Poland Win Inaugural Coding World Championship
The Polish team of Tomasz and Piotr Zurkowski, together with Wojciech Jaskowski, who were crowned the inaugural World Coding Champions in Helsinki, beating teams from Brazil, Slovakia, Finland and Russia.

A team of computer programmers from Poland has won the inaugural Hello World Open in Helsinki, Finland, beating over 2,500 other teams to be crowned the world champions in coding.

Brothers Tomasz Zurkowski and Piotr Zurkowski, together with Wojciech Jaskowski, narrowly beat finalists from Brazil and Finland to become the first ever world coding champions.

In the first event of its kind, coders from around the world competed to create an artificial intelligence (AI) programme to race a self-driving car.

"The task was to code an AI for a race car," Ville Valtonen, organiser of Hello World Open, told IBTimes UK before the event. "What the cool thing about that is everyone can see who's winning, even if they don't know anything about coding.

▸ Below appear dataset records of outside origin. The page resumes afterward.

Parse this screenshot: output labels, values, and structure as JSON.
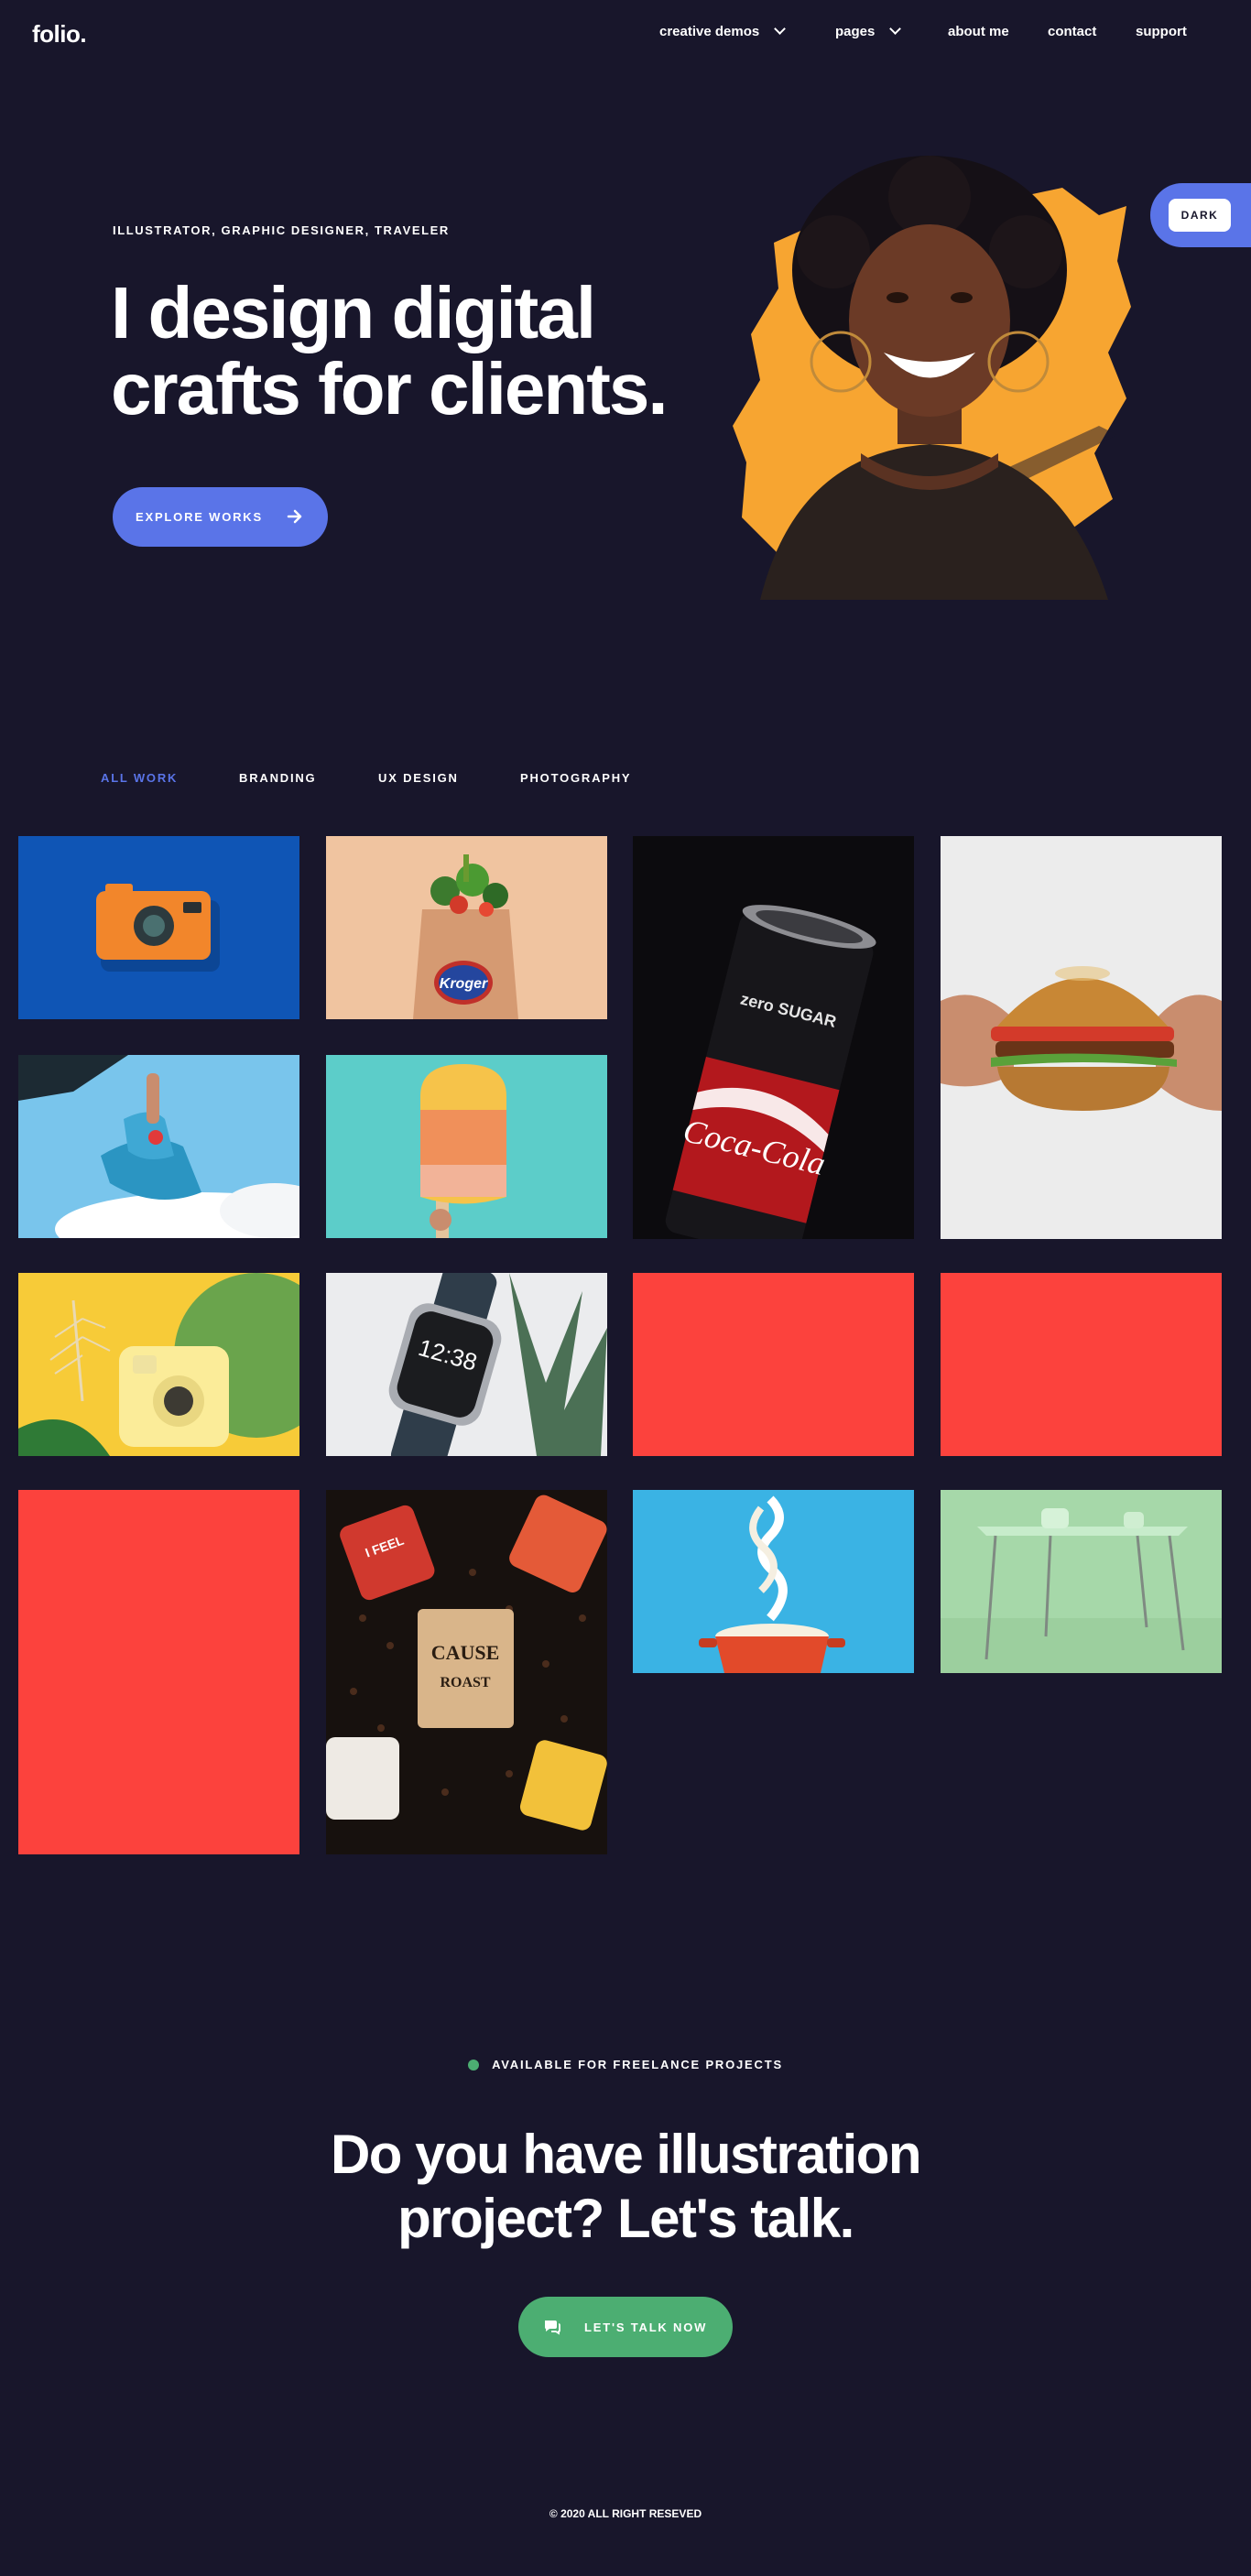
{
  "brand": {
    "logo": "folio."
  },
  "nav": {
    "items": [
      {
        "label": "creative demos",
        "has_dropdown": true
      },
      {
        "label": "pages",
        "has_dropdown": true
      },
      {
        "label": "about me",
        "has_dropdown": false
      },
      {
        "label": "contact",
        "has_dropdown": false
      },
      {
        "label": "support",
        "has_dropdown": false
      }
    ]
  },
  "theme_toggle": {
    "label": "DARK"
  },
  "hero": {
    "kicker": "ILLUSTRATOR, GRAPHIC DESIGNER, TRAVELER",
    "title_line1": "I design digital",
    "title_line2": "crafts for clients.",
    "button_label": "EXPLORE WORKS",
    "button_icon": "arrow-right-icon",
    "portrait_accent": "#f7a531"
  },
  "portfolio": {
    "filters": [
      {
        "label": "ALL WORK",
        "active": true
      },
      {
        "label": "BRANDING",
        "active": false
      },
      {
        "label": "UX DESIGN",
        "active": false
      },
      {
        "label": "PHOTOGRAPHY",
        "active": false
      }
    ],
    "items": [
      {
        "subject": "orange-camera"
      },
      {
        "subject": "kroger-grocery-bag",
        "label": "Kroger"
      },
      {
        "subject": "coca-cola-can",
        "label": "Coca-Cola",
        "can_text": "zero SUGAR"
      },
      {
        "subject": "burger-in-hands"
      },
      {
        "subject": "blue-sneakers"
      },
      {
        "subject": "popsicle"
      },
      {
        "subject": "instax-camera"
      },
      {
        "subject": "smartwatch",
        "time": "12:38"
      },
      {
        "subject": "red-placeholder"
      },
      {
        "subject": "red-placeholder"
      },
      {
        "subject": "red-placeholder"
      },
      {
        "subject": "coffee-mugs",
        "label_line1": "CAUSE",
        "label_line2": "ROAST"
      },
      {
        "subject": "noodle-pot"
      },
      {
        "subject": "green-table"
      }
    ]
  },
  "cta": {
    "availability": "AVAILABLE FOR FREELANCE PROJECTS",
    "title_line1": "Do you have illustration",
    "title_line2": "project? Let's talk.",
    "button_label": "LET'S TALK NOW",
    "button_icon": "chat-icon"
  },
  "footer": {
    "copyright": "© 2020 ALL RIGHT RESEVED"
  },
  "colors": {
    "background": "#18162b",
    "accent_blue": "#5a74e8",
    "accent_green": "#4cae72",
    "tile_red": "#fc423d"
  }
}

"We want to make this more like a sport, like tennis or Formula One. Something that even my mum can understand."

Hello World Open Coding World Championship

Following months of qualifying rounds involving over 4,000 coders across 90 countries, teams from Brazil, Poland, Slovakia, Finland and Russia came together this evening in a former Nokia cable factory in Finland.

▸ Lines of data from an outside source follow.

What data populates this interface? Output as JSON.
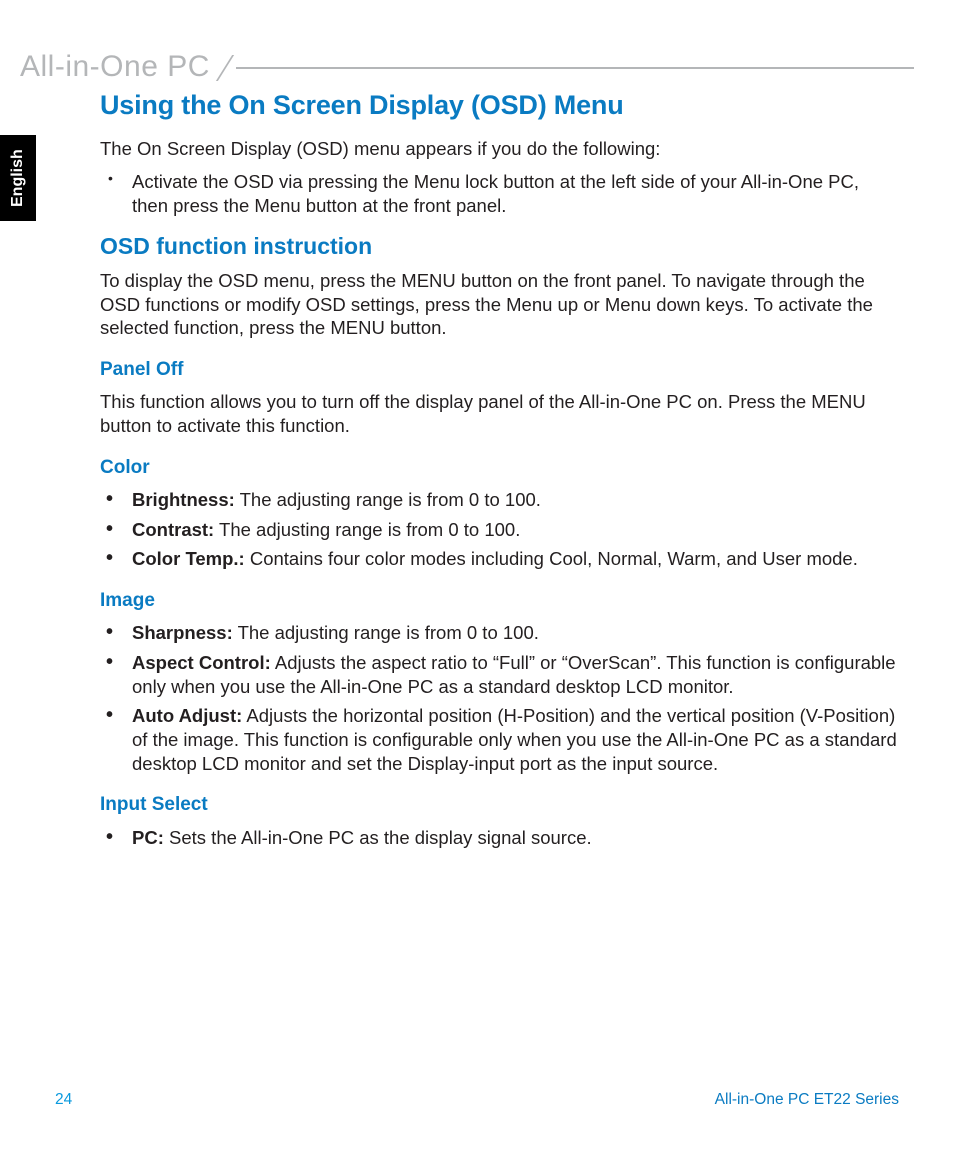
{
  "header": {
    "product_line": "All-in-One PC"
  },
  "language_tab": "English",
  "main": {
    "h1": "Using the On Screen Display (OSD) Menu",
    "intro": "The On Screen Display (OSD) menu appears if you do the following:",
    "intro_bullets": [
      "Activate the OSD via pressing the Menu lock button at the left side of your All-in-One PC, then press the Menu button at the front panel."
    ],
    "h2": "OSD function instruction",
    "h2_body": "To display the OSD menu, press the MENU button on the front panel. To navigate through the OSD functions or modify OSD settings, press the Menu up or Menu down keys. To activate the selected function, press the MENU button.",
    "sections": {
      "panel_off": {
        "title": "Panel Off",
        "body": "This function allows you to turn off the display panel of the All-in-One PC on. Press the MENU button to activate this function."
      },
      "color": {
        "title": "Color",
        "items": [
          {
            "label": "Brightness:",
            "text": " The adjusting range is from 0 to 100."
          },
          {
            "label": "Contrast:",
            "text": " The adjusting range is from 0 to 100."
          },
          {
            "label": "Color Temp.:",
            "text": " Contains four color modes including Cool, Normal, Warm, and User mode."
          }
        ]
      },
      "image": {
        "title": "Image",
        "items": [
          {
            "label": "Sharpness:",
            "text": " The adjusting range is from 0 to 100."
          },
          {
            "label": "Aspect Control:",
            "text": " Adjusts the aspect ratio to “Full” or “OverScan”. This function is configurable only when you use the All-in-One PC as a standard desktop LCD monitor."
          },
          {
            "label": "Auto Adjust:",
            "text": " Adjusts the horizontal position (H-Position) and the vertical position (V-Position) of the image. This function is configurable only when you use the All-in-One PC as a standard desktop LCD monitor and set the Display-input port as the input source."
          }
        ]
      },
      "input_select": {
        "title": "Input Select",
        "items": [
          {
            "label": "PC:",
            "text": " Sets the All-in-One PC as the display signal source."
          }
        ]
      }
    }
  },
  "footer": {
    "page_number": "24",
    "series": "All-in-One PC ET22 Series"
  }
}
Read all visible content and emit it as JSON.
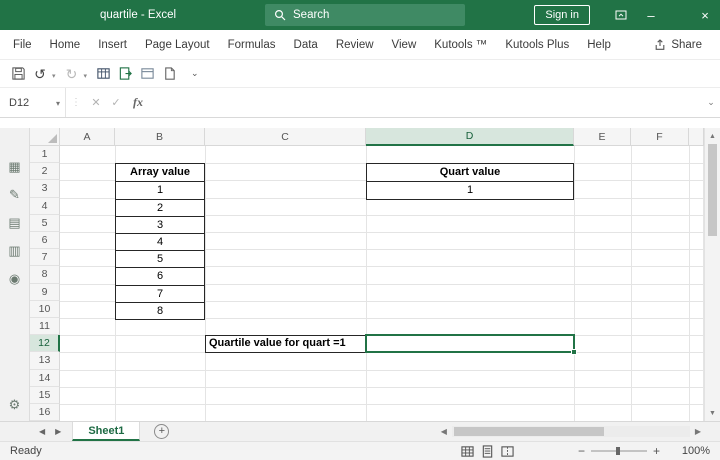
{
  "window": {
    "title": "quartile - Excel",
    "search_placeholder": "Search",
    "sign_in_label": "Sign in"
  },
  "menu_bar": {
    "tabs": [
      "File",
      "Home",
      "Insert",
      "Page Layout",
      "Formulas",
      "Data",
      "Review",
      "View",
      "Kutools ™",
      "Kutools Plus",
      "Help"
    ],
    "share_label": "Share"
  },
  "formula_bar": {
    "name_box": "D12",
    "fx_label": "fx",
    "formula_value": ""
  },
  "grid": {
    "column_headers": [
      "A",
      "B",
      "C",
      "D",
      "E",
      "F"
    ],
    "row_headers": [
      "1",
      "2",
      "3",
      "4",
      "5",
      "6",
      "7",
      "8",
      "9",
      "10",
      "11",
      "12",
      "13",
      "14",
      "15",
      "16"
    ],
    "selected_column": "D",
    "selected_row": "12",
    "selected_cell": "D12",
    "content": {
      "array_header": "Array value",
      "array_values": [
        "1",
        "2",
        "3",
        "4",
        "5",
        "6",
        "7",
        "8"
      ],
      "quart_header": "Quart value",
      "quart_value": "1",
      "c12_label": "Quartile value for quart =1"
    }
  },
  "sheet_bar": {
    "active_tab": "Sheet1"
  },
  "status_bar": {
    "status": "Ready",
    "zoom": "100%"
  }
}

"I worked 10 hours a day for almost 40 days on the code for this," Piotr Zurkowski, a student at Poznan University of Technology in Poland, told IBTimes UK. "But to be world champions now in coding feels unbelievable, it is really something special."

Facebook and Google

In an interesting sideline to the event, employees from tech giants Facebook and Google were taking part for different national teams. Tomasz Zurkowski from the winning Polish team, Need For C, beat fellow Google employee Luca Mattos Möller from the Brazilian team Itarama and Facebook software engineer Michal Burger, competing for Slovakia.

The event aimed to not only showcase talent but also draw attention to the importance of coding and widen its appeal to those not familiar with computer programming.

"There is no better place for (the world championships) than Helsinki," said Neelie Kroes, the European Commissioner for Digital Agenda. "Coding will be at the heart of school learning from 2016 but we all face the challenge of making sure that coding is exciting and seen as something creative.

"The world championships showcase not just talent but also great ideas about how to spread coding to everyone."